Quebec not as open as Canada

Commission Bouchard-Taylor : un bilan et la suite

JEFF HEINRICH - Compared to other Canadians, Quebecers have less contact with foreigners, eat less foreign cuisine, go on fewer foreign trips, have fewer friends in foreign places and don't work as much in multicultural environments, a poll suggests.
Quebecers are also more comfortable with people of their own ethnic origin and are more likely to think minorities weaken their culture, according to the Léger Marketing poll, issued yesterday at a Montreal conference on Quebec's policy of interculturalism.
The policy began in 1990 under the Liberal government of Robert Bourassa with its white paper on immigration called Pour bâtir ensemble.
It aimed to encourage immigrants and old-stock Quebecers to enter into a "moral contract" built on a common cause: the primacy of the French language and the idea of Quebec as a democratic and pluralistic "nation."
To that end, the government stopped subsidizing minority programs that kept newcomers in cultural ghettos; "intercultural" programs were promoted instead.
Has it worked? Do immigrants "integrate" better now?
Those questions were very much the subject of yesterday's conference, organized by the Association for Canadian Studies with the Quebec government's Conseil des relations interculturelles and the Quebec chapter of the Canadian Jewish Congress.
Montreal immigration researcher Annick Germain said social workers are increasingly telling her it's getting harder to integrate minorities - and often blame the minorities themselves.
"The workers start by saying: 'They don't speak French, their women are oppressed, they prefer their temple to our community centre, etc.' Invariably they finish by saying: 'They don't want to learn anything from us, so how can we mobilize them if we have the impression there's nothing we can give them?' " Germain said.
"But shouldn't we be turning the question around? Don't they have something to teach us?"
Minorities don't just get a bad rap in the regions, they also get it in the city, and "that's very worrisome," said Marie McAndrew, another well-known immigration expert. "In the regions, intolerance comes from misunderstanding; in the city, it comes from living together," said McAndrew, a Université de Montréal education professor.
About 40 people attended the conference, including the deputy-director and spokesperson of the Bouchard-Taylor commission into the "reasonable accommodations" of minorities, as well as several members of the commission's advisory committee. The commission's report on its three-month road-show of public hearings is due May 31.

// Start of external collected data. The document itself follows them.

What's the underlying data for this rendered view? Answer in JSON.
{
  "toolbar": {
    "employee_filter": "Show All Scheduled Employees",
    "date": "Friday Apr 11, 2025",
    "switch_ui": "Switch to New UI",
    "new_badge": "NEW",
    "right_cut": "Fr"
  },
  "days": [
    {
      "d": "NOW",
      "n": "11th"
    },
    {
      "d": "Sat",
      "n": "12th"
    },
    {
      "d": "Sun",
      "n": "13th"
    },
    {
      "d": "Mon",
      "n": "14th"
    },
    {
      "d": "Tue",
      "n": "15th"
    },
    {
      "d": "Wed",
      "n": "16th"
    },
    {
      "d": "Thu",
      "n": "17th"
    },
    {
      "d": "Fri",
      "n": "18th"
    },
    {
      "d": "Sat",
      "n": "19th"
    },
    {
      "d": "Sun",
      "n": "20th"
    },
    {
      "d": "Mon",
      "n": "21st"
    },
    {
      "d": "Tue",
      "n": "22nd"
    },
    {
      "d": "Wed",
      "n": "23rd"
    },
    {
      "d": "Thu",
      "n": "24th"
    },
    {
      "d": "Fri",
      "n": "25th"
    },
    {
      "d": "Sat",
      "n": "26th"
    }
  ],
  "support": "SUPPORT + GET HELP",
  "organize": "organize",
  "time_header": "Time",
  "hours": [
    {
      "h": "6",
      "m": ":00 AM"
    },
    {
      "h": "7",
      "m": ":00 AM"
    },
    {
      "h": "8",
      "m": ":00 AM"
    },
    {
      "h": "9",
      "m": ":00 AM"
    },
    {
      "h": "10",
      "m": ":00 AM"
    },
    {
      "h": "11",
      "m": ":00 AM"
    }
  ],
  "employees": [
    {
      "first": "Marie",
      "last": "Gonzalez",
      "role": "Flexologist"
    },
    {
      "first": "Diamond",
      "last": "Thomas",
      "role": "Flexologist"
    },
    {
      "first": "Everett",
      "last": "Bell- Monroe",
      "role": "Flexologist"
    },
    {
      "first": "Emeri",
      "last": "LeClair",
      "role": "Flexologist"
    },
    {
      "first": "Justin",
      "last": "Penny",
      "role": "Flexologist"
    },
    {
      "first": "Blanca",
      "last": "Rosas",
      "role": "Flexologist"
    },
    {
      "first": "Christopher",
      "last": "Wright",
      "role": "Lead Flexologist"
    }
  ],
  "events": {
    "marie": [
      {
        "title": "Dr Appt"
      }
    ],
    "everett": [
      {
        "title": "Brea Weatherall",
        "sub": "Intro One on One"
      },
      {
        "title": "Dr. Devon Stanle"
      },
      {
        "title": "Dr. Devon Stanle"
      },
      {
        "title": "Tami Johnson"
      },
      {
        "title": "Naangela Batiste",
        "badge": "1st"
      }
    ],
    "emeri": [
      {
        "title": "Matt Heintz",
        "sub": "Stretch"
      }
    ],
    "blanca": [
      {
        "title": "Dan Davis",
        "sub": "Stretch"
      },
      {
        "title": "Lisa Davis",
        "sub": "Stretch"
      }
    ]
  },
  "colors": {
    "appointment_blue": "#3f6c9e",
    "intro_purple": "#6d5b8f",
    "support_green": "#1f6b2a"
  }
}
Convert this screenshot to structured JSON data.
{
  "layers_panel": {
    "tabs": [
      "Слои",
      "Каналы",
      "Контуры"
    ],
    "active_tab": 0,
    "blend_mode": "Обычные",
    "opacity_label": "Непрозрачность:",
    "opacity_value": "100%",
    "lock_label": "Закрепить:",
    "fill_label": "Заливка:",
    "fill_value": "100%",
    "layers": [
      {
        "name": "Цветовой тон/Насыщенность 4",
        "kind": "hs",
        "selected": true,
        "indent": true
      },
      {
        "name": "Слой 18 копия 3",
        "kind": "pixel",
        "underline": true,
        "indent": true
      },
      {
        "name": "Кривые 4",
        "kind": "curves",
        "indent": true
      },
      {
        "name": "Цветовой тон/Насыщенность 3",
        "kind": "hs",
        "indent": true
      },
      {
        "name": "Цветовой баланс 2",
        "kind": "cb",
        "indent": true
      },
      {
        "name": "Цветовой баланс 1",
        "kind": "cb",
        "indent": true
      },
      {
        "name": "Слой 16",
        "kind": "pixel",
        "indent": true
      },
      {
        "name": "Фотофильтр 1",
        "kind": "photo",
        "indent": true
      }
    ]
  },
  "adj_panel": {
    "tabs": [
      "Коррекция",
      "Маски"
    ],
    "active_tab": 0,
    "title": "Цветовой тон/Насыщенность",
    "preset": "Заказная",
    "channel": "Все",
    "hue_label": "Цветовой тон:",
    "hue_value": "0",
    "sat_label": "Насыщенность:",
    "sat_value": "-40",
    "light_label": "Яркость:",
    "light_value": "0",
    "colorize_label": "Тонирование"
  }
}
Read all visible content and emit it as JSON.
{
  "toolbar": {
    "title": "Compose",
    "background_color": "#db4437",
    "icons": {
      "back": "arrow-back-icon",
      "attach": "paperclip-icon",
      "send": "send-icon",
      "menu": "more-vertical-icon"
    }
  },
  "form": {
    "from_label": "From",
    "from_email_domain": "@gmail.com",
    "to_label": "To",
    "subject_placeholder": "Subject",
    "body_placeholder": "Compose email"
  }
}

In the Léger poll, Quebecers lagged behind other Canadians on openness to foreigners, ethnic minorities and their cultures.
The poll found:
- Forty-two per cent of Quebecers prefer to live in neighbourhoods with people of the same ethnic origin as them, three times the level in B.C.
- Twenty-four per cent of Quebecers are more comfortable with people of their own ethnic origin, almost double Ontario's level.
- Nineteen per cent of Quebecers "strongly agree" that cultural life is enriched by people of minority cultures, compared with 39 per cent in Alberta.
- Thirty-eight per cent of Quebecers really like foreign cuisine, the lowest level in the country.
- Thirty-six per cent of Quebecers have travelled internationally at least three times in the last three years, compared with 51 per cent of Ontarians.
- Forty-nine per cent of Quebecers have friends outside Canada, compared with 80 per cent or more of Albertans, British Columbians and Ontarians.
- Nineteen per cent of Quebecers communicate with foreigners by email or over the Internet very often, compared with 40 per cent of people in Ontario and Alberta.
- Only 18 per cent of Quebecers work in a very multicultural environment, compared with more than 30 per cent in the other provinces.
The poll of 1,500 adult Canadians was done between Feb. 6 and 11. Statistics Canada census data were then used to weight the data in terms of regions, age, sex and mother tongue to make them representative of Canadians as a whole.
The poll's margin of error is 2.6 percentage points, 19 times out of 20.